Chroma Key (Green Screen)
Chroma Key (Green Screen)
What is it?
Chroma key is the technique of making one color transparent in a video — almost always a green backdrop — so anything can be placed behind the person: a virtual studio, gameplay, slides, a beach. The weather forecaster standing "in front of" the map is the canonical example; the map is keyed in behind a green wall.
Practical example
A gaming streamer sits in a small bedroom with a $30 green cloth behind them. On stream, the green is removed and their cut-out figure sits directly over the gameplay — no visible room, maximum game screen, a floating commentator. Same trick lets a finance creator appear inside a sleek virtual studio that exists only as an image file.
Key things to know (non-technical)
- The secret ingredient is lighting: an evenly lit green screen keys cleanly; a wrinkled, shadowy one produces glowing edges and flickering hair.

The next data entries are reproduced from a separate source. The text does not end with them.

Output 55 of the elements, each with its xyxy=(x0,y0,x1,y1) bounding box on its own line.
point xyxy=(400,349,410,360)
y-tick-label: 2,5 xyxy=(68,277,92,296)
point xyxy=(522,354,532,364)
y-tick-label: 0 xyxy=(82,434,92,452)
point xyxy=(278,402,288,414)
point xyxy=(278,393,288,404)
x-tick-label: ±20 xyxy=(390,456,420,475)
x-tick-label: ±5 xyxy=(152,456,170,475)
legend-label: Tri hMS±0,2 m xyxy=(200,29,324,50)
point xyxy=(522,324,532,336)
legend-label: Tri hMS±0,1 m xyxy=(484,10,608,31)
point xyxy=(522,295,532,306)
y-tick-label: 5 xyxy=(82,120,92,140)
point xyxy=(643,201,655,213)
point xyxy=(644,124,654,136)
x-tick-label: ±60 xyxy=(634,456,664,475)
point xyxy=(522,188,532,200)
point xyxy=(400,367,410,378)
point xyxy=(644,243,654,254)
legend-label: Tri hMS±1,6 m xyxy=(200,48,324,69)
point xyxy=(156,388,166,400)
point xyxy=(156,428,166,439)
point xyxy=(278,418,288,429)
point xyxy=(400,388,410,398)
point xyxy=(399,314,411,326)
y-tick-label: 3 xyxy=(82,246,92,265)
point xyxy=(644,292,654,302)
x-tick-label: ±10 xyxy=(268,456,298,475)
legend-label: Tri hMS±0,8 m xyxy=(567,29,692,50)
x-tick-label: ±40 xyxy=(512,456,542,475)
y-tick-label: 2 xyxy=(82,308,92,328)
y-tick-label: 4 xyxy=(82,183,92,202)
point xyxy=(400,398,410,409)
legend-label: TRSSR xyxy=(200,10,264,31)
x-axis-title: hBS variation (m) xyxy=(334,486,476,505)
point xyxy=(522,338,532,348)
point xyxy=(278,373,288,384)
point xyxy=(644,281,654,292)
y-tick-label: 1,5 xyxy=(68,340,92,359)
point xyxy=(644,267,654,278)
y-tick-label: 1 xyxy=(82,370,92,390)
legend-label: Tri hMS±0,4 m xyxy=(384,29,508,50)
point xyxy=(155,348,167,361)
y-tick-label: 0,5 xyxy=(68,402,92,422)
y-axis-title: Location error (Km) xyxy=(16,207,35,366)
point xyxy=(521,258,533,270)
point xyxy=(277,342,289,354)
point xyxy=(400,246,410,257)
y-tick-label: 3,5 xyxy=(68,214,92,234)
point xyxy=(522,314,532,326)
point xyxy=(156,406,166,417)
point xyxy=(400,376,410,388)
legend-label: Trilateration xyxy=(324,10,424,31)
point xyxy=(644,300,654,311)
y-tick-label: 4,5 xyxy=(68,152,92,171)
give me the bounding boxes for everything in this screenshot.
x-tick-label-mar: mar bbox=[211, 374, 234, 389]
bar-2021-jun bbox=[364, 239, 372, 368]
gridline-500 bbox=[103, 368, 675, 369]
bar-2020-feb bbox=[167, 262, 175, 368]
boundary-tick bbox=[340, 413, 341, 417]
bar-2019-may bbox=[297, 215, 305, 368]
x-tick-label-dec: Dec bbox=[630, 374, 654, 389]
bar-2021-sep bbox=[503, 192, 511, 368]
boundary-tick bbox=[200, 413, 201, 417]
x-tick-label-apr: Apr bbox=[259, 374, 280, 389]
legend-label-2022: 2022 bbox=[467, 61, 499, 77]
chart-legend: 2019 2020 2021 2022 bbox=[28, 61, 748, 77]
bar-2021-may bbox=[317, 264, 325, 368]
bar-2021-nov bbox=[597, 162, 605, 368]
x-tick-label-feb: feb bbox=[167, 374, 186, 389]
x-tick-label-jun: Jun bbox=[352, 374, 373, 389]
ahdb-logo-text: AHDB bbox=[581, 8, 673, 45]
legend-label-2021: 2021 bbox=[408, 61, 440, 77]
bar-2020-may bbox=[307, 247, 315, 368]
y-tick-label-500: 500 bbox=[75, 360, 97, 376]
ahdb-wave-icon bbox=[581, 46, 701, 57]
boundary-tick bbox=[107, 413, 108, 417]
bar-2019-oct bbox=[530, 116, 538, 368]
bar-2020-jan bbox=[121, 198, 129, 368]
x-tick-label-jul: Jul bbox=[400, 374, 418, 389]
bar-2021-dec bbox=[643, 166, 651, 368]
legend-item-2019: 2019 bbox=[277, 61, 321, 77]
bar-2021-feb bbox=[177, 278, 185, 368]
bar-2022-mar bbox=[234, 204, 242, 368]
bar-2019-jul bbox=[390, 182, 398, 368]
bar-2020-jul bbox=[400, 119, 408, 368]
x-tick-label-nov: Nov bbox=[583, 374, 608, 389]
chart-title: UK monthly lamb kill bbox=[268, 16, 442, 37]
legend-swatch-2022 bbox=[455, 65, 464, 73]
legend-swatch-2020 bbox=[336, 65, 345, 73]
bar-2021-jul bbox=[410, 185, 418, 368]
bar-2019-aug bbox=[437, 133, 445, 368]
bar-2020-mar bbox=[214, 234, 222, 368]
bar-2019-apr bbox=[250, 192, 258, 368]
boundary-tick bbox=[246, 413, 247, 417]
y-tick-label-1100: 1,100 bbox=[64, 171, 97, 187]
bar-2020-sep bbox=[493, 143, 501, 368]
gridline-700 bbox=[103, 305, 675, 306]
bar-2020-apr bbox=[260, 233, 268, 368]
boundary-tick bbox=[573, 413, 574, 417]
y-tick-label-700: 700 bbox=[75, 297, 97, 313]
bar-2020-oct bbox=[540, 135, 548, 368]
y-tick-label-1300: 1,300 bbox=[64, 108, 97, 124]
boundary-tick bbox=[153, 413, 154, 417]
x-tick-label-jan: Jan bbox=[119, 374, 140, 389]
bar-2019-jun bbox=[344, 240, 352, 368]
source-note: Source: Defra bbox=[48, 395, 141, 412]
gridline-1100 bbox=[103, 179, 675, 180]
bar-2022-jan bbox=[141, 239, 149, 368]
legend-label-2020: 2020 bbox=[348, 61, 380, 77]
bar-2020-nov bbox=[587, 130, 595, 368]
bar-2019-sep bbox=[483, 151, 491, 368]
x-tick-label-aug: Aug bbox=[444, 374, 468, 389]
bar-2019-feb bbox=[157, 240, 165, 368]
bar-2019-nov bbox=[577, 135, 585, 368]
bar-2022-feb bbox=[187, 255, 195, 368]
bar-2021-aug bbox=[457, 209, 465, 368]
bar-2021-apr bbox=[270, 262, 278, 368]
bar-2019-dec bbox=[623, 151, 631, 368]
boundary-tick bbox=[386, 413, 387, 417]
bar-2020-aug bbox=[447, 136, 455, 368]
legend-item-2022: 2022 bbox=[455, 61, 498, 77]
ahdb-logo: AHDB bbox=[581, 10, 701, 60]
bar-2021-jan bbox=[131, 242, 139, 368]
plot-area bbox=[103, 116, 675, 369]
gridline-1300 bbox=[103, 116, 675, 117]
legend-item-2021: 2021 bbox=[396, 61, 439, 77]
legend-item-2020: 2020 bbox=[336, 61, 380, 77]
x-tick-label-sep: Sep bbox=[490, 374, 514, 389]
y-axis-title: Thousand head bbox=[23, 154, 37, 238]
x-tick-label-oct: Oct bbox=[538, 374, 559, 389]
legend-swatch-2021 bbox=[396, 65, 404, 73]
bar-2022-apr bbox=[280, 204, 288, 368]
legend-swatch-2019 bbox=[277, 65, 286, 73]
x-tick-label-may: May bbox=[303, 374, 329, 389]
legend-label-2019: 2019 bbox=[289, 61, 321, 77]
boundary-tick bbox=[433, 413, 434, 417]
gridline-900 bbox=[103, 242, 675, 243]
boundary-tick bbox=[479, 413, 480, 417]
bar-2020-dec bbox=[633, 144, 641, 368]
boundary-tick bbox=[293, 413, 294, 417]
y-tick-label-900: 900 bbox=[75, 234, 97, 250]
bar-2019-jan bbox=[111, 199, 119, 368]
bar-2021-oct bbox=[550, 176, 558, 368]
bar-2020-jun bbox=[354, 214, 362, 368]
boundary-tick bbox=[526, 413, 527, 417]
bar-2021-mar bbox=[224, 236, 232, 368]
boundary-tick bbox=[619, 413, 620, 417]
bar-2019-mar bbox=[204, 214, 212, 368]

- Green is used because it's far from human skin tones (blue works too).
- Modern AI background removal does the same job without a physical screen — lower quality at the edges, but zero setup; it's quickly becoming the default for casual creators.
- Beyond backgrounds: keying enables virtual sets, floating presenters over slides, and AR-style sponsor placements.
In Tupic Live
AI background removal (no physical green screen needed) plus a gallery of virtual studio backdrops would let any Tupic Live creator broadcast "from a TV studio" while sitting in their bedroom — one of the most demo-able wow features the product can ship.